3 What’s wrong with Paxos?

Over the last ten years, Leslie Lamport’s Paxos protocol [15] has become almost synonymous with consensus:it is the protocol most commonly taught in courses, and most implementations of consensus use it as a starting point. Paxos first defines a protocol capable of reaching agreement on a single decision, such as a single replicated log entry. We refer to this subset as single-decree Paxos.Paxos then combines multiple instances of this protocol to facilitate a series of decisions such as a log (multi-Paxos).Paxos ensures both safety and liveness, and it supports changes in cluster membership.

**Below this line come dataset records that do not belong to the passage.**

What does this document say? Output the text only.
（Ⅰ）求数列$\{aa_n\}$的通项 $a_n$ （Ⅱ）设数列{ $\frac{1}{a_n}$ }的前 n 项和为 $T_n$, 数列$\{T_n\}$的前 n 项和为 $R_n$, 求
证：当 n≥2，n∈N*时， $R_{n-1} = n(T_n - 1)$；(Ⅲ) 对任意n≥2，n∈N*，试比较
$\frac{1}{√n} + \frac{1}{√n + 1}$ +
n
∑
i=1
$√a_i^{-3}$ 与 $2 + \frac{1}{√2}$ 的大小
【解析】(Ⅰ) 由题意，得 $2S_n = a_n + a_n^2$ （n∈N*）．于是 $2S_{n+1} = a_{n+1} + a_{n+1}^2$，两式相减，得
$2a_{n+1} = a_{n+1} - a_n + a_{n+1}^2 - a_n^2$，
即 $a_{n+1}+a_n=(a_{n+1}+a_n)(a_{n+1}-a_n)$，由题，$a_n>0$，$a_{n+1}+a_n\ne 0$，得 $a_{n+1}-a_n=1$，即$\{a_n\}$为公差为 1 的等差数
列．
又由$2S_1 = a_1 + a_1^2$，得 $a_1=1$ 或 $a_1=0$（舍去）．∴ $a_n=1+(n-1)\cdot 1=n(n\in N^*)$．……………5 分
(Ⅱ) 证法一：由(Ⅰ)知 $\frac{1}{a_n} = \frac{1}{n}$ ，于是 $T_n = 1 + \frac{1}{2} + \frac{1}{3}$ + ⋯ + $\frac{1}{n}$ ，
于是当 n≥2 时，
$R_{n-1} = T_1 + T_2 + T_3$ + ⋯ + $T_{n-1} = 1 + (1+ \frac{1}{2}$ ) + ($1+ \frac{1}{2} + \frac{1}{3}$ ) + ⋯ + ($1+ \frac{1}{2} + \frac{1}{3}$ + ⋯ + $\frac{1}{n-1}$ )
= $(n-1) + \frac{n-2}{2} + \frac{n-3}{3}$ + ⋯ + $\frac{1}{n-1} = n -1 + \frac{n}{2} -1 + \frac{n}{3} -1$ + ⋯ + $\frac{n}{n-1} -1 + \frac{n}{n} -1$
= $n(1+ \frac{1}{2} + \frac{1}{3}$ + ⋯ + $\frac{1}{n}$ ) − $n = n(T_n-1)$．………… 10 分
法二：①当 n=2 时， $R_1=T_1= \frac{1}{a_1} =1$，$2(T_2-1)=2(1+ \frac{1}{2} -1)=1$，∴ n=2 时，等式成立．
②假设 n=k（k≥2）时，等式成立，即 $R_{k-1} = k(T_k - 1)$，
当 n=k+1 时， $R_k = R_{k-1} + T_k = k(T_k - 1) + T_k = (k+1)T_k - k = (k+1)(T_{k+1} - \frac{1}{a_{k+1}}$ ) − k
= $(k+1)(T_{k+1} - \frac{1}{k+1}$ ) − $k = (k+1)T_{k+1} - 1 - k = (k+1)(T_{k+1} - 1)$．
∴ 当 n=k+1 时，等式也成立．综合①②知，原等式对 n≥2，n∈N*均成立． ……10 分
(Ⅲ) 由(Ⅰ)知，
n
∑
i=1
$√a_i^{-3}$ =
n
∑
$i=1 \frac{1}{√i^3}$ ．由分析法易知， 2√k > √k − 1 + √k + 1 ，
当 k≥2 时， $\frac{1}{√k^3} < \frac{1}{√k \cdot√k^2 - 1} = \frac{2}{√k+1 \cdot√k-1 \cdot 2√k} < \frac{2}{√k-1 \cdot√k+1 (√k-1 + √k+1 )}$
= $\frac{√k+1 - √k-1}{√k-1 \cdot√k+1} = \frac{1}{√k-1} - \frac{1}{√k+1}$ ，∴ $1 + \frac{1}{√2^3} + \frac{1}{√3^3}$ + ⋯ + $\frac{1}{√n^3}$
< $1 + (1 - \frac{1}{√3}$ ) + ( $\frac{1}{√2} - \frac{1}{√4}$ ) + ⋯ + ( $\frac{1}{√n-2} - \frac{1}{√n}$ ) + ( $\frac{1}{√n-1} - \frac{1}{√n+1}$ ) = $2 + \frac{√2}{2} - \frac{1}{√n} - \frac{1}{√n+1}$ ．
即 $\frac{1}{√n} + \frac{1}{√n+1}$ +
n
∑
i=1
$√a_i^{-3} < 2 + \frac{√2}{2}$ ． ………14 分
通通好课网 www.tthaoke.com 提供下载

Its correctness has been proven, and it is efficient in the normal case.

Unfortunately, Paxos has two significant drawbacks.The first drawback is that Paxos is exceptionally difficult to understand. The full explanation [15] is notoriously opaque; few people succeed in understanding it, and only with great effort. As a result, there have been several attempts to explain Paxos in simpler terms [16, 20, 21].These explanations focus on the single-decree subset, yet they are still challenging. In an informal survey of attendees at NSDI 2012, we found few people who were comfortable with Paxos, even among seasoned researchers. We struggled with Paxos ourselves; we were not able to understand the complete protocol until after reading several simplified explanations and designing our own alternative protocol, a process that took almost a year.

We hypothesize that Paxos’ opaqueness derives from its choice of the single-decree subset as its foundation. Single-decree Paxos is dense and subtle: it is divided into two stages that do not have simple intuitive explanations and cannot be understood independently. Because of this, it is difficult to develop intuitions about why the single-decree protocol works. The composition rules for multi-Paxos add significant additional complexity and subtlety. We believe that the overall problem of reaching consensus on multiple decisions (i.e., a log instead of a single entry) can be decomposed in other ways that are more direct and obvious.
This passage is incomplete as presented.